Es decir, ni siquiera los datos que maneja el Partido Popular respaldan la posibilidad que Núñez ha colocado "encima de la mesa". El PSOE seguiría siendo la fuerza más votada y la única vía para desalojar a Page pasaría por un acuerdo entre PP y Vox, ya fuera mediante una coalición, un pacto de investidura o algún otro entendimiento parlamentario.

Otros estudios son todavía más contundentes. La encuesta elaborada por Idus3 para el PSOE regional otorga a Page un 44,5% de los votos y entre 18 y 19 escaños, por encima de los 17 que marcan la mayoría absoluta. El PP se quedaría entre 10 y 11 diputados y Vox lograría cuatro o cinco. La suma de ambas formaciones no sería suficiente para gobernar.

Incluso el sondeo de Sigma Dos publicado en mayo, menos favorable para los socialistas, situaba al PSOE en cabeza con un 40,8% de los votos y una horquilla de entre 15 y 17 escaños. El PP aparecía con un 31,3% y entre 11 y 12 diputados, mientras Vox subía hasta el 16,8% y obtenía entre cinco y seis representantes. Nuevamente, la única opción de Núñez era que la suma con la ultraderecha alcanzara la mayoría absoluta.

La dependencia llega hasta el electorado más joven. En la encuesta interna del PP, populares y Vox aparecen prácticamente empatados entre los votantes de 18 a 29 años, con un 14,5% para los primeros y un 14% para los de Santiago Abascal. Más que acercarse al PSOE, Núñez tiene cada vez más cerca a Vox por su derecha.

El Estatuto tampoco dice exactamente lo que afirma Núñez

El presidente del PP castellanomanchego ha recurrido al Estatuto de Autonomía para defender que le bastaría con lograr "un voto más" que el PSOE. Sin embargo, la norma no establece que gobierne automáticamente la candidatura con más votos.

El artículo 14 señala que un candidato debe obtener primero mayoría absoluta en una votación de investidura o mayoría simple en una segunda convocatoria. Si en el plazo de dos meses ninguna propuesta alcanza esa mayoría simple, queda automáticamente designado el candidato del partido que tenga el mayor número de escaños, no el que haya conseguido un voto más.

Castilla-La Mancha cuenta con cinco circunscripciones provinciales y un sistema de reparto en el que ganar por un voto en el conjunto de la región no garantiza ser el partido con más diputados. El supuesto presentado por Núñez es, por tanto, una simplificación interesada de la norma y exige además que ningún otro candidato obtenga mayoría simple durante dos meses.

Pero el principal agujero en el discurso del dirigente popular no está únicamente en las encuestas o en su peculiar interpretación del Estatuto. Está en sus propias declaraciones.
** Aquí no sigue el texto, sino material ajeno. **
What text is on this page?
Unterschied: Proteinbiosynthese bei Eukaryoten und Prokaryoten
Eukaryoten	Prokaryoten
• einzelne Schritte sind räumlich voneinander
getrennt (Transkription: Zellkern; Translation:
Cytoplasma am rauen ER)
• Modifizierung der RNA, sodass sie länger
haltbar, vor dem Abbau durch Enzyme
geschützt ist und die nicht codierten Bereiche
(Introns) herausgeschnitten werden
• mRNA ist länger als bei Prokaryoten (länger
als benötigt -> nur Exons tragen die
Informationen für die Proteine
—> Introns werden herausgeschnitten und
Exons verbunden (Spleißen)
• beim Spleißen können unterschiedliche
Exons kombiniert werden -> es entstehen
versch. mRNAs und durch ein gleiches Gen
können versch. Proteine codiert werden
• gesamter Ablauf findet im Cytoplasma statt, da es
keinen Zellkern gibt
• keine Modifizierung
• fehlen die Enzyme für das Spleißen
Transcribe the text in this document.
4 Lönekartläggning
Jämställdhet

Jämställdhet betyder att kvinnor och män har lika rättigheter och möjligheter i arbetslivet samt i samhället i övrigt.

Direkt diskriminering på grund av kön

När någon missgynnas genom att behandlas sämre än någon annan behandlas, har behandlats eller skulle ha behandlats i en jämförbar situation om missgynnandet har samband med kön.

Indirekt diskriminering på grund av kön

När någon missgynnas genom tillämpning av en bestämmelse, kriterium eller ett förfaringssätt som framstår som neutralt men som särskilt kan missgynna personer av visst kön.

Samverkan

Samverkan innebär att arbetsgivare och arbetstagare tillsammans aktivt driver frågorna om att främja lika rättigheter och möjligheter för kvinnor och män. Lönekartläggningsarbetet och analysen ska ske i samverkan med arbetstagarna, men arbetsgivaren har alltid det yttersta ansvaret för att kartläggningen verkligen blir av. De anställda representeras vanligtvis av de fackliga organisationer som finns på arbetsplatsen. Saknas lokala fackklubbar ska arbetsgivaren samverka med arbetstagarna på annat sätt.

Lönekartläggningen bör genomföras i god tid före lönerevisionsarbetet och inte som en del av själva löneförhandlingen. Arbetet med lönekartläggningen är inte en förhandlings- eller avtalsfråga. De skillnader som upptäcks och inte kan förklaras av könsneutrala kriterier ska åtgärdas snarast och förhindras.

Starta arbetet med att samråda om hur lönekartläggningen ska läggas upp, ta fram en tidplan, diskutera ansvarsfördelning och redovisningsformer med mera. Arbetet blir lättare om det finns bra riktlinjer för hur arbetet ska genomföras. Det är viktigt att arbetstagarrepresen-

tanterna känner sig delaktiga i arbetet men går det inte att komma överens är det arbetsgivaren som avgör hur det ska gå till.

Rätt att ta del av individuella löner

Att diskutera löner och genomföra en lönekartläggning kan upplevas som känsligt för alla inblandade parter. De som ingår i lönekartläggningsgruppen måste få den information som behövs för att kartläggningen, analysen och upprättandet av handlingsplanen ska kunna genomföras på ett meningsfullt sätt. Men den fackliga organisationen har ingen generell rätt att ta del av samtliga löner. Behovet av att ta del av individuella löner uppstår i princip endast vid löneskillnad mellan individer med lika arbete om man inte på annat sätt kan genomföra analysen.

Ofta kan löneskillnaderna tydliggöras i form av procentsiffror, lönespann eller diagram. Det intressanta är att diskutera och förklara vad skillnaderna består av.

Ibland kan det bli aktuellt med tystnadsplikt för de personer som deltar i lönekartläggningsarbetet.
El pasado 24 de febrero, cinco meses antes de esta entrevista, Núñez reivindicó expresamente el pacto con Vox como una vía legítima para gobernar Castilla-La Mancha. Entonces aseguró que, cuando no hay mayorías absolutas, "hay que acudir al pacto" y defendió sin complejos un posible acuerdo con la formación de Santiago Abascal para alcanzar la Presidencia regional en 2027.

No se trató de una interpretación ajena ni de una acusación del PSOE. Fue el propio Núñez quien asumió públicamente esa posibilidad después de que Miguel Ángel Valverde, presidente del PP de Ciudad Real, y otros líderes del partido reconocieran que los datos del PP permitían imaginar al candidato popular como presidente "indudablemente con el apoyo de Vox".

En abril, el líder regional del PP volvió a señalar los acuerdos alcanzados por populares y Vox en otros territorios como "el camino", mientras la formación de ultraderecha comenzaba ya a fijar sus condiciones para apoyar su investidura. Vox llegó a advertirle de que la llamada "prioridad nacional" sería un punto fundamental en cualquier negociación para hacerle presidente.